Where things get a bit wacky is the projection for Missouri to have the No. 15 offense. The offensive projection is mainly player-based, and the short story here is that the model just likes these players together. Mark Smith and Jeremiah Tilmon are juniors who were highly rated recruits, which bodes well for their chance to continue improving into key, reliable offensive players. Torrence Watson, Xavier Pinson, and Javon Pickett are returning sophomores who got good experience as freshmen. And Dru Smith is a transfer from Evansville (a decent mid-major) who was very efficient there as a sophomore.

My take. As with Illinois, I'd find this more defensible if they were in the low 20s or so, because I can sort of get where the model is coming from in liking these players. But I'm not placing or taking any bets premised on Missouri as a top-20 team that contends for an SEC title.

Penn St.
T-Rank: 19
Humans: 50-ish

Penn St. has been a pretty decent team, efficiency-wise, the last two years. Two years ago, they won the NIT and finished 19th in the Kenpom ratings. Last year they finished 43rd at Kenpom. (T-Rank had them 16th and 32nd the past two years, so even a little higher.)

But the perception of this team does not quite track those efficiency numbers. They were never seriously in consideration for an at-large berth either year, mainly because of their 6-20 record in "Quadrant 1" games. Starting 0-10 in the Big Ten last year also didn't help. There's a feeling, I think, that PSU's efficiency numbers are goosed by mopping up against lesser competition, and that Pat Chambers just doesn't have the chops to really compete at the top of the Big Ten.
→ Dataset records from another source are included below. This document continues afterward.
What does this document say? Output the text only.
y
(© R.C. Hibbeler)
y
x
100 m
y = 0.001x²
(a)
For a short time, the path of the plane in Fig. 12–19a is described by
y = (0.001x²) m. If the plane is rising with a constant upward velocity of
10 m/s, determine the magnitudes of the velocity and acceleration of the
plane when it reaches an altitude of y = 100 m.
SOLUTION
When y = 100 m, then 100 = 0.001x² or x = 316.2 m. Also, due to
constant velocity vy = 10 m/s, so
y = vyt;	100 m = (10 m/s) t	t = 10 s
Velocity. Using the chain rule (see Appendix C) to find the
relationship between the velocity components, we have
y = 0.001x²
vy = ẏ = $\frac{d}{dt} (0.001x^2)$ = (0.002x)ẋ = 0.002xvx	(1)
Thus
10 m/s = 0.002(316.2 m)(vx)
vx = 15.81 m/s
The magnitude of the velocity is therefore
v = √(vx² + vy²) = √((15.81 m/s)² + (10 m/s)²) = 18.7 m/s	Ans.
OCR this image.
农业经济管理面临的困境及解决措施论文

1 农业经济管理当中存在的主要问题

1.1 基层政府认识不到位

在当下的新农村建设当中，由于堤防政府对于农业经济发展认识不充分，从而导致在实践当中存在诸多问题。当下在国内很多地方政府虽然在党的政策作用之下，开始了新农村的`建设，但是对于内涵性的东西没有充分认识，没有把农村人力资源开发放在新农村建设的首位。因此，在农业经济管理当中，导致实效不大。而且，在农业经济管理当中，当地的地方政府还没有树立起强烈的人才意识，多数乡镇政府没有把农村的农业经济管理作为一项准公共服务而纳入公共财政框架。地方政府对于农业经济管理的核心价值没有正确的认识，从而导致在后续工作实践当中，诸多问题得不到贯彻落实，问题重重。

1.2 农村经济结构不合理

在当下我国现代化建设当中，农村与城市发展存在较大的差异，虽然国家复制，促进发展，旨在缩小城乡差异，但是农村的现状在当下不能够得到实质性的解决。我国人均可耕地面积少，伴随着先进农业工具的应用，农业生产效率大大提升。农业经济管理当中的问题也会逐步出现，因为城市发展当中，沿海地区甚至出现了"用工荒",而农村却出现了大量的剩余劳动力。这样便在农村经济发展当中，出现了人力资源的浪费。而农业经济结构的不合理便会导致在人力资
So the popular opinion on Penn State, I think, is they they were mediocre with a low ceiling last year, and they'll be similar this year after losing Josh Reeves and the unexpected transfer of Rasir Bolton. Yes, they return Lamar Stevens, who puts up big counting stats but does so inefficiently. So it's easy to imagine this being the classic PSU team that features one guy who takes all the shots and that plays pretty hard enough on defense.

My take. 19 is too high, but it's worth noting that Penn State was 24th in a sneak peak of Kenpom's preseason ratings, so at least T-Rank isn't out on an island with this one. Maybe this will be the year that PSU's results more closely align with their efficiency numbers.

Notre Dame
T-Rank: 22
Humans: 50-ish

I've seen surprisingly little love for Notre Dame this offseason. The Irish struggled last year, especially after Rex Pflueger got hurt after ten games. Three top-100 freshmen (Nate Laszewski, Dane Goodwin, and Prentice Hubb) were forced into more action than they were probably ready for.

But Pflueger is back for a fifth year, along with fellow seniors TJ Gibbs and John Mooney. And those three top-100 freshmen are back, poised to make the sophomore leap.

My take. Notre Dame has been a bit snakebitten since Bonzie Colson's injury in 2018. If they stay healthy this year, I think there's a good chance that they are a top 25 team again.